1. Field of the Disclosure
The technology of the disclosure relates to fiber optic housings that support fiber optic modules to provide fiber optic equipment assemblies to support fiber optic connections.
2. Technical Background
The benefits of utilizing optical fiber include extremely wide bandwidth and low noise operation. Because of these advantages, optical fiber is increasingly being used for a variety of applications, including but not limited to broadband voice, video, and data transmission. As a result, fiber optic communications networks include a number of interconnection points at which multiple optical fibers are interconnected. Fiber optic communications networks also include a number of connection terminals, examples of which include, but are not limited to, network access point (NAP) enclosures, aerial closures, below grade closures, pedestals, optical network terminals (ONTs), and network interface devices (NIDs). In certain instances, the connection terminals include connector ports or nodes, typically opening through an external wall of the connection terminal. The connection terminals are used to establish optical connections between optical fibers terminated from the distribution cable and respective optical fibers of one or more “preconnectorized” drop cables, extended distribution cables, tether cables or branch cables, collectively referred to herein as “drop cables.” The connection terminals are used to readily extend fiber optic communications services to a subscriber. In this regard, fiber optic networks are being developed that deliver “fiber-to-the-curb” (FTTC), “fiber-to-the-business” (FTTB), “fiber-to-the-home” (FTTH) and “fiber-to-the-premises” (FTTP), referred to generically as “FTTx.”
In conventional FTTx deployments depicted in FIG. 1, a fiber optic network 10 is provided. The fiber optic network 10 may deliver service to subscribers 12 through optical fiber distribution cables 14 and subscriber cables 16. For example, the fiber optic network 10 may begin at a trunk cable 18 originating from a central office 20 leading to a splitter/splice cabinet 22 in the field where a distribution cable 14 is connected. The distribution cable 14 may then be routed aerially or below ground through the residential neighborhood served by the fiber optic network 10. The subscriber cables 16 servicing individual subscribers 12 may be connected with the distribution cable 14 through terminations at mid-span access points 24, branch cables 26, and multi-port splitter boxes 28. The central office 20 may be connected to a geographically-dispersed telecommunications network 30.
At the central office 20, signals may be combined on a single optical fiber 32 of the trunk cable 18 using a multiple access protocol, such as time division multiple access (TDMA). All the subscribers 12 may receive all signals transmitted on the single optical fiber 32 in their subscriber cable 16, but due to encryption may only be able to decipher the signals they have permission to utilize.
The central office 20 may include fiber optic equipment in at least one conventional rack 34 to support the fiber optic network 10; for example, the enhanced management frame (EMF) rack as shown in FIG. 2. The conventional rack 34 may have twenty-four conventional housings 36 wherein half are on the left 35 and half on the right 37.

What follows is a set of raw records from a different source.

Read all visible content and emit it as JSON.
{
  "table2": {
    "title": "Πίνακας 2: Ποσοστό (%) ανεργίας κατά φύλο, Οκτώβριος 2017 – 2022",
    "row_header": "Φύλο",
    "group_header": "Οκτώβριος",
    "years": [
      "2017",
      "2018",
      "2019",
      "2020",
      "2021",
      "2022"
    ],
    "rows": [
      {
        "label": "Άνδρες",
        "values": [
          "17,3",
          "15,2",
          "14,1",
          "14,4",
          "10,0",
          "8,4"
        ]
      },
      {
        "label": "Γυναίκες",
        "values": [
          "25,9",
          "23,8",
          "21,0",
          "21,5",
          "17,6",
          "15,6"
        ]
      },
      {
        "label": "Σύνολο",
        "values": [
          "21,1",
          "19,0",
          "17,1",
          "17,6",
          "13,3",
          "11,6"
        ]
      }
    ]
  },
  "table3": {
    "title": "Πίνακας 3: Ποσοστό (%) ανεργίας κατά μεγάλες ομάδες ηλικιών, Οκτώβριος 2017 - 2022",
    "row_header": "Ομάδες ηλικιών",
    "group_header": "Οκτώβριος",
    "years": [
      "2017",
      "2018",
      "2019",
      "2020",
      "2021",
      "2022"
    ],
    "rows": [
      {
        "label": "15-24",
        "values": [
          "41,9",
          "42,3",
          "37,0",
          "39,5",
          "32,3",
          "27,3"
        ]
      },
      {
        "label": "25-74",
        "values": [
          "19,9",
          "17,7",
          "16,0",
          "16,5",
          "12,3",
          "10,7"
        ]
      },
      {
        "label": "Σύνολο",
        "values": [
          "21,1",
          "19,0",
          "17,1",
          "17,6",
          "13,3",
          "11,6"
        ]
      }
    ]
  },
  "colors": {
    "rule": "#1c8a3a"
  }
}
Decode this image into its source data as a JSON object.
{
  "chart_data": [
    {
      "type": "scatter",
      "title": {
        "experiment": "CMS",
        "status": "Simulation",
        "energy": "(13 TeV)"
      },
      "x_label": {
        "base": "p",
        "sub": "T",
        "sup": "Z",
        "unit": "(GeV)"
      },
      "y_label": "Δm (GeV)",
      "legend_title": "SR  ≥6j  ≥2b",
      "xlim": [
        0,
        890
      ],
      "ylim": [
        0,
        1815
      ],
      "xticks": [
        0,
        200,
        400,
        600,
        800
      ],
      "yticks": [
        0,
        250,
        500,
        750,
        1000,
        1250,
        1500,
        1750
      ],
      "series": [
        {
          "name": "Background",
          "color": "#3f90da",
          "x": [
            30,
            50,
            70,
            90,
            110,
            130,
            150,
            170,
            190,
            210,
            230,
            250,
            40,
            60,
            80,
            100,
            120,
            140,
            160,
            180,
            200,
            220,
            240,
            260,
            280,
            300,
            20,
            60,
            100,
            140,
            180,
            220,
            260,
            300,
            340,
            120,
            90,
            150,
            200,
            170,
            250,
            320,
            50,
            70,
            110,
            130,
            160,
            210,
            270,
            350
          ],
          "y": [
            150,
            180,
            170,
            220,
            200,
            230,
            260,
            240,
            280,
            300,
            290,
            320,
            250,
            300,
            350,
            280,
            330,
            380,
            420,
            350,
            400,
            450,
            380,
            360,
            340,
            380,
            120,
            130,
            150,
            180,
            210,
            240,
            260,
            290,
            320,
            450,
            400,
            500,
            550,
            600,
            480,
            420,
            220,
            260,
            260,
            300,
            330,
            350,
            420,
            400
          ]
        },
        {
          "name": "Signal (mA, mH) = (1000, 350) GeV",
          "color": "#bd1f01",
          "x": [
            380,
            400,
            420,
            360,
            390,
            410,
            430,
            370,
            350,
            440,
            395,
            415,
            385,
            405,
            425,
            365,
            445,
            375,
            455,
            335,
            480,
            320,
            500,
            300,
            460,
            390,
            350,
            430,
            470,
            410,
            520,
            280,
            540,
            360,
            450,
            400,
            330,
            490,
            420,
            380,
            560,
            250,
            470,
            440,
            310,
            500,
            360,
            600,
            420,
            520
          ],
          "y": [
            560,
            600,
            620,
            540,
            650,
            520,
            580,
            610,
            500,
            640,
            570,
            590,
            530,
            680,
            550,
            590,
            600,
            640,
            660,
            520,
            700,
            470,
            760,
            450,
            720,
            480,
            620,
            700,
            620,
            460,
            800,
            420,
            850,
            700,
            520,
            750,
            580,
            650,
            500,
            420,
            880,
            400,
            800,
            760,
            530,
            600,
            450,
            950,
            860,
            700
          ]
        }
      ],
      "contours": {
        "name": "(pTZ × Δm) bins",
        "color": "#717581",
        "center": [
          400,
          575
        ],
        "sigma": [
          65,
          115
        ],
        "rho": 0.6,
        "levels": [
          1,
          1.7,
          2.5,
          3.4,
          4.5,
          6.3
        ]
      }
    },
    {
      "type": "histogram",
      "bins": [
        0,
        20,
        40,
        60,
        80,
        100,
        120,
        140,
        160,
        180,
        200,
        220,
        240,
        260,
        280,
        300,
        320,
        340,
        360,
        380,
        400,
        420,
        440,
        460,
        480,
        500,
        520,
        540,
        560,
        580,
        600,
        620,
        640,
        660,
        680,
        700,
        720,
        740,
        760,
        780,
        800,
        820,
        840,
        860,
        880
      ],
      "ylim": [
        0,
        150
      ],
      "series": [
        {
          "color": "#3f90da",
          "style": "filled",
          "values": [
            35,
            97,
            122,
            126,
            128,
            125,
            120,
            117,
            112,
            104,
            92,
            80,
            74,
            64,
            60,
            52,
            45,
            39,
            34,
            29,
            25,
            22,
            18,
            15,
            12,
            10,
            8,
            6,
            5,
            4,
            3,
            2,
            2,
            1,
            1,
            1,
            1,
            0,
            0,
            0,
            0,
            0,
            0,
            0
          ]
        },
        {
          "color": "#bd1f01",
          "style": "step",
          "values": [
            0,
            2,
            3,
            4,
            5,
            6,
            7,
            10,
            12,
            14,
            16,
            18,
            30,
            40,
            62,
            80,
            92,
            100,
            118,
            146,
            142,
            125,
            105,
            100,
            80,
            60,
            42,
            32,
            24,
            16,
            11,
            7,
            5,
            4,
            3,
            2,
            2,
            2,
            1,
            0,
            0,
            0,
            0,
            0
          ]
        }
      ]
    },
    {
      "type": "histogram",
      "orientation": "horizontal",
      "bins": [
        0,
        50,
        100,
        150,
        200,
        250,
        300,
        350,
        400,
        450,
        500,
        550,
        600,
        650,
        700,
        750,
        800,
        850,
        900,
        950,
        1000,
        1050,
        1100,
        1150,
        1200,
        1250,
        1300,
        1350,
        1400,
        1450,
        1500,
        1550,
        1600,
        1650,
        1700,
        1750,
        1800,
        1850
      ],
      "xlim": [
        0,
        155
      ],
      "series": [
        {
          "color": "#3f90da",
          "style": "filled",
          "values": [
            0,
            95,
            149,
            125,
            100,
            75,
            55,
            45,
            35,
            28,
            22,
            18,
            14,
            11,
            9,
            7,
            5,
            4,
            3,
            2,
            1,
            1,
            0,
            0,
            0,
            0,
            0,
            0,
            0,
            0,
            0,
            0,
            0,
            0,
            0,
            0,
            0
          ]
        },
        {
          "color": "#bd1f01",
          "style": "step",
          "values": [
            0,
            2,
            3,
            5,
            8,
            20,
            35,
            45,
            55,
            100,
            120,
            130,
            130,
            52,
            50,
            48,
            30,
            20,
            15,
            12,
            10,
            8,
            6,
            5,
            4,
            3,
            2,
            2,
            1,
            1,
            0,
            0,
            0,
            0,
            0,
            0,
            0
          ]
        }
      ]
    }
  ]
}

As illustrated in FIG. 3A, each conventional housing 36 in this example contains six module holders 38 that may slide partially in and out of the conventional housing 36 on slider rails 40. A height dimension and a width dimension of the conventional housing 36 are depicted as H1 and W1 respectively. Conventional measurements dimensions for the width dimension W1 is 8.6-inches and 5.5-inches for the height H1 in this example. The conventional housing 36 is a non-U-width-sized housing because W1 is not 19-inches or 23-inches. As depicted in FIG. 3B, the module holder 38 may comprise a cover 44 and contain a fiber optic module 42 having twelve (12) fiber connections 46. The cover 44 may pivot to enclose the fiber optic module 42, which may be configured with splitters/couplers or wavelength-division multiplexing (WDM) devices.
Generally, more signals may be delivered to subscribers if more fiber connections 46 were available on the conventional rack 34. As the subscribers 12 require more signal bandwidth, there is an unmet need for low-cost solutions at the central office 20 to provide more fiber connections 46 within the conventional rack 34.